Preparation of patients, their carers, the cell therapy team and colleagues in ICU, the ED and neurology are key to the management of CAR T cell therapy toxicities, according to an Australian clinical team.
Speaking at Blood 2021, Dr Siok Tey presented the institutional experience at the Royal Brisbane and Women’s Hospital over the last year in which 16 patients received infusions.
Dr Tey, a haematologist and bone marrow transplant physician and head of the Translational Cancer Immunotherapy Laboratory at QIMR Berghofer, said three patients required ICU mainly due to immune effector cell-associated neurotoxicity syndrome (ICANS).
Tocilizumab was used to manage six patients and dexamethasone in three patients.
“We are perhaps using more tocilizumab than other institutions on average but we may need to think about being somewhat less liberal with the squeeze on tocilizumab supply.”
“We are still learning.

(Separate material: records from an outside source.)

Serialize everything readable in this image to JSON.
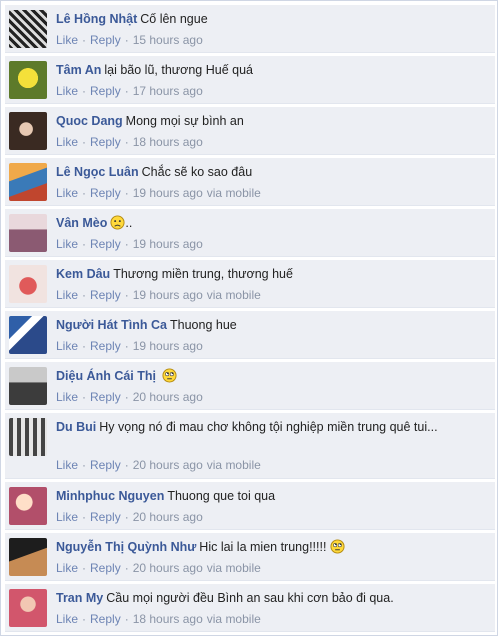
{
  "actions": {
    "like": "Like",
    "reply": "Reply",
    "dot": "·"
  },
  "comments": [
    {
      "name": "Lê Hồng Nhật",
      "text": "Cố lên ngue",
      "time": "15 hours ago",
      "via": "",
      "emoji": "none"
    },
    {
      "name": "Tâm An",
      "text": "lại bão lũ, thương Huế quá",
      "time": "17 hours ago",
      "via": "",
      "emoji": "none"
    },
    {
      "name": "Quoc Dang",
      "text": "Mong mọi sự bình an",
      "time": "18 hours ago",
      "via": "",
      "emoji": "none"
    },
    {
      "name": "Lê Ngọc Luân",
      "text": "Chắc sẽ ko sao đâu",
      "time": "19 hours ago",
      "via": "via mobile",
      "emoji": "none"
    },
    {
      "name": "Vân Mèo",
      "text": "..",
      "time": "19 hours ago",
      "via": "",
      "emoji": "sad"
    },
    {
      "name": "Kem Dâu",
      "text": "Thương miền trung, thương huế",
      "time": "19 hours ago",
      "via": "via mobile",
      "emoji": "none"
    },
    {
      "name": "Người Hát Tình Ca",
      "text": "Thuong hue",
      "time": "19 hours ago",
      "via": "",
      "emoji": "none"
    },
    {
      "name": "Diệu Ánh Cái Thị",
      "text": "",
      "time": "20 hours ago",
      "via": "",
      "emoji": "roll"
    },
    {
      "name": "Du Bui",
      "text": "Hy vọng nó đi mau chơ không tội nghiệp miền trung quê tui...",
      "time": "20 hours ago",
      "via": "via mobile",
      "emoji": "none"
    },
    {
      "name": "Minhphuc Nguyen",
      "text": "Thuong que toi qua",
      "time": "20 hours ago",
      "via": "",
      "emoji": "none"
    },
    {
      "name": "Nguyễn Thị Quỳnh Như",
      "text": "Hic lai la mien trung!!!!!",
      "time": "20 hours ago",
      "via": "via mobile",
      "emoji": "roll"
    },
    {
      "name": "Tran My",
      "text": "Cầu mọi người đều Bình an sau khi cơn bảo đi qua.",
      "time": "18 hours ago",
      "via": "via mobile",
      "emoji": "none"
    }
  ]
}
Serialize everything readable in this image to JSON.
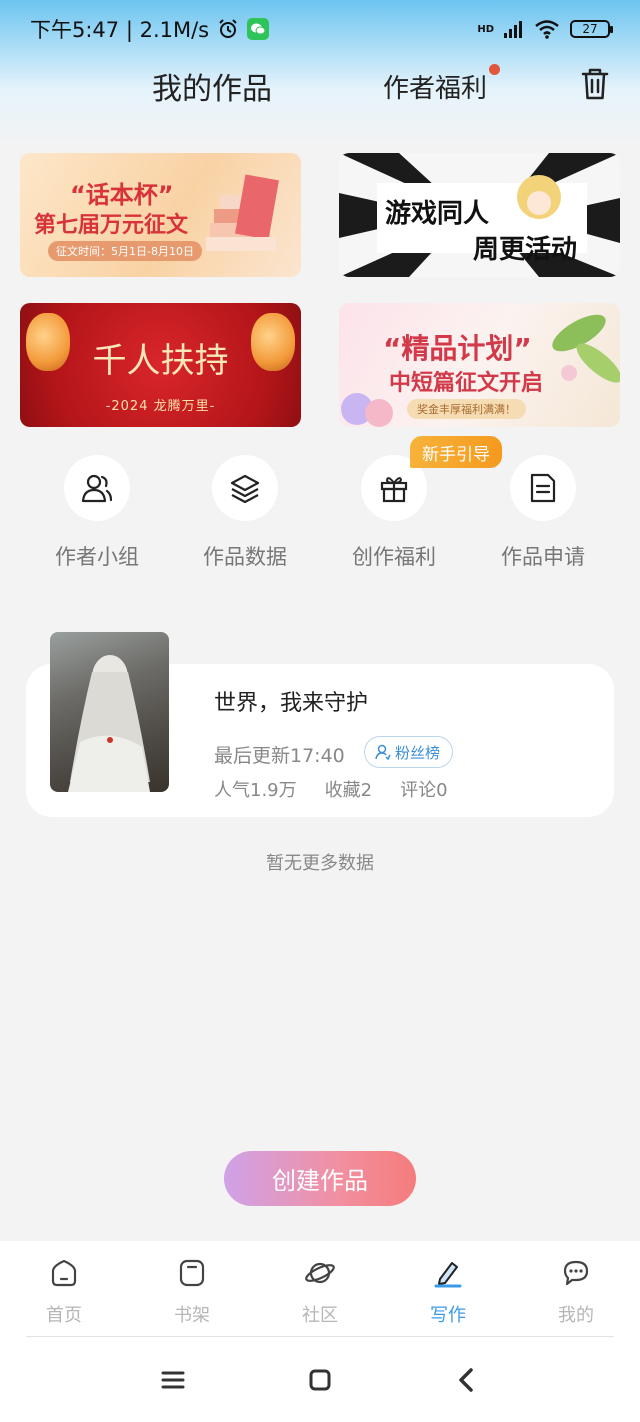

In all likelihood, how we manage this and triage this will change with time.”
Dr Tey presented two case studies which helped highlight the real world experience and management of the acute toxicities of cytokine release syndrome (CRS) and ICANS.
One patient, a 73-year old male received tisagenlecleucel for refractory stage IVB DLBCL. Within about 24 hours of CAR T infusion, the patient had developed a persistent fever.
Antibiotics were appropriately escalated from ciprofloxacin to tazocin, meropenem and vancomycin however the patient was culture negative throughout and his condition warranted multiple MERT calls.
Dr Tey said clinically the patient had CRS although he did not have the other CRS grading parameters of hypotension or hypoxia.
“While the ASTCT has come up with consensus grading criteria, it hasn’t actually come up with a consensus treatment plan,” she said.
Instead, treatment was somewhat nuanced depending on the risk of patients progressing to higher grade CRS, the cell product, disease bulk, patient’s performance status and organ function.
“But in general we start with supportive care, and if there is concern we can think about giving tocilizumab a little earlier or otherwise they wait until grade 2 CRS and for patients higher than that we will use corticosteroids.
The patient responded rapidly to tocilizumab administered on day 4 and was able to be discharged a few days later.
Another patient, a 68 year old male with relapsing DLBCL and complicated history, also received tisagenlecleucel.
Dr Tey said he was progressing quite well until day 7 when he became unusually sleepy and intermittently disoriented.
His immune effector cell-associated encephalopathy (ICE) score was 10/10 however he was “not as sharp as usual” and there was also a clear deterioration in his handwriting over multiple assessments.
The patient also had prominent myoclonic jerks, a drop in oxygen saturation and a dip in blood pressure despite a stable dose of hydrocortisone.
“This patient would sit between a grade 1 and 2 [ICANS] because he does wake spontaneously but dozes off now and then.”
“Again there is no consensus management guideline for ICANS,” she said. “While ICANS and CRS are related and do come together, treatment with tocilizumab alone is generally insufficient.”
The patient was treated with 10 mg dexamethasone and 8 mg/kg tocilizumab, leading to improvements in blood pressure, a surprisingly rapid improvement in his handwriting and a full neurological recovery by the next morning.
Dr Tey said CAR T patients were conservatively advised to prepare for 7-10 days in hospital, 4 weeks in Brisbane, 8 weeks with a full time carer and 8 weeks of no driving.
She said other toxicities associated with CAR T therapy included macrophage activation syndrome, coagulopathy, cardiotoxicity, cytopenia, infection and hypogammaglobulinaemia.